In 2005, the issue of social enterprise funding is taken up with Baroness Thornton, then chair of the Social Enterprise Coalition. My letter to her at the House of Lords received no response.
We joined the Social Enterprise Coalition in 2006. After paying the subscription, I introduced our profit-for-purpose model and our background in sourcing the CDFI in Tomsk. We were told that our work lies beyond the focus of their work.
In 2007, we published the ‘Marshall Plan’ for Ukraine online. It lays out a strategy for community re-investment on a national scale via a social investment fund of 1.5 billion dollars, saying:
“Project funding should be placed as a social-benefit fund under oversight of an independent board of directors, particularly including representatives from grassroots level Ukraine citizens action groups, networks, and human rights leaders.
This program provides for near-term social relief for Ukraine’s neediest citizens, most particularly children who normally have least possible influence and no public voice. Over a few years time, the net cost financially is zero. Every component is designed to become financially solvent, through mechanisms of cost-savings and shared revenue with other components. One component, Internet, provides essential communications infrastructure as well as a cash surplus to be used to offset any lingering costs of other components such as childcare, and otherwise goes to a permanent social benefit fund under oversight of the aforementioned independent, citizens-based non-government board of directors.
Any number of other social enterprises can be created. Furthermore, any number of existing for-profit enterprises are entirely free to contribute any percentage of profits they wish to increase the proposed initial $1.5 billion social investment fund. If for example the total fund comes to $3 billion, that amount would generate at least $300 million per year in a hryvnia deposit accounts at any one of several major Ukrainian banks, to provide ongoing funding to continue to create and expand social enterprises.

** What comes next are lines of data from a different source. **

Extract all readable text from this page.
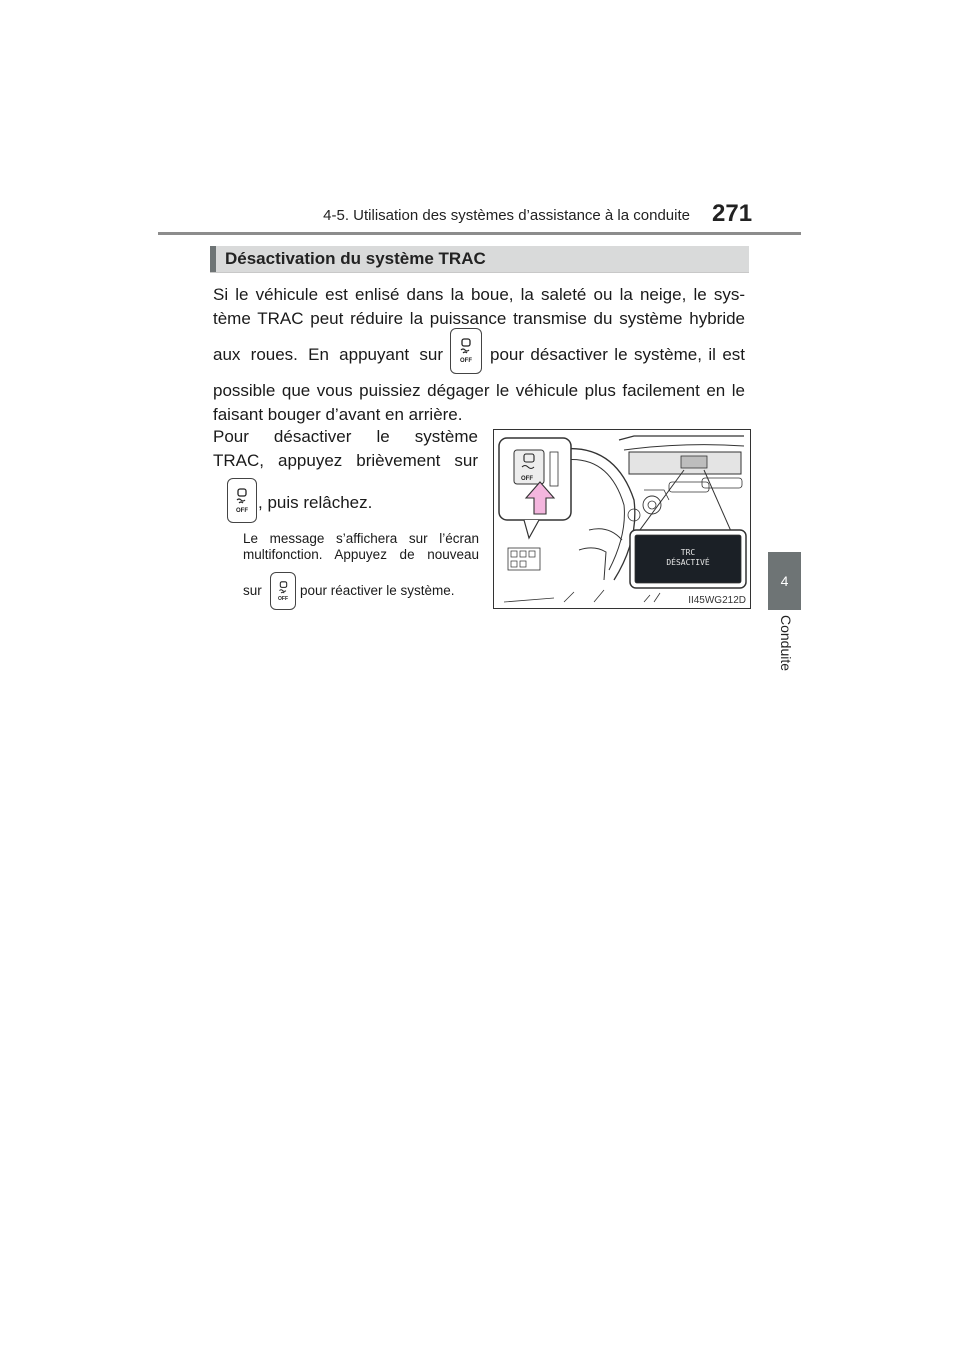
4-5. Utilisation des systèmes d’assistance à la conduite 271
4
Conduite
Désactivation du système TRAC
Si le véhicule est enlisé dans la boue, la saleté ou la neige, le sys-
tème TRAC peut réduire la puissance transmise du système hybride
aux roues. En appuyant sur	OFF pour désactiver le système, il est
possible que vous puissiez dégager le véhicule plus facilement en le
faisant bouger d’avant en arrière.
Pour désactiver le système
TRAC, appuyez brièvement sur
OFF , puis relâchez.
Le message s’affichera sur l’écran
multifonction. Appuyez de nouveau
sur
OFF
pour réactiver le système.
OFF
TRC
DÉSACTIVÉ
II45WG212D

This strategy places adequate funding for social benefit under control and management independent of government and the very obvious vicissitudes and conflicts inherent therein.”
In 2008, we ensure that it won’t be disregarded by submitting it to the EU Citizens Consultation. It was just as relevant to consider a strategic response to poverty in Europe, before uprisings began in Greece and Spain.
The only conclusion I can draw from this is that we were treading on toes, big time.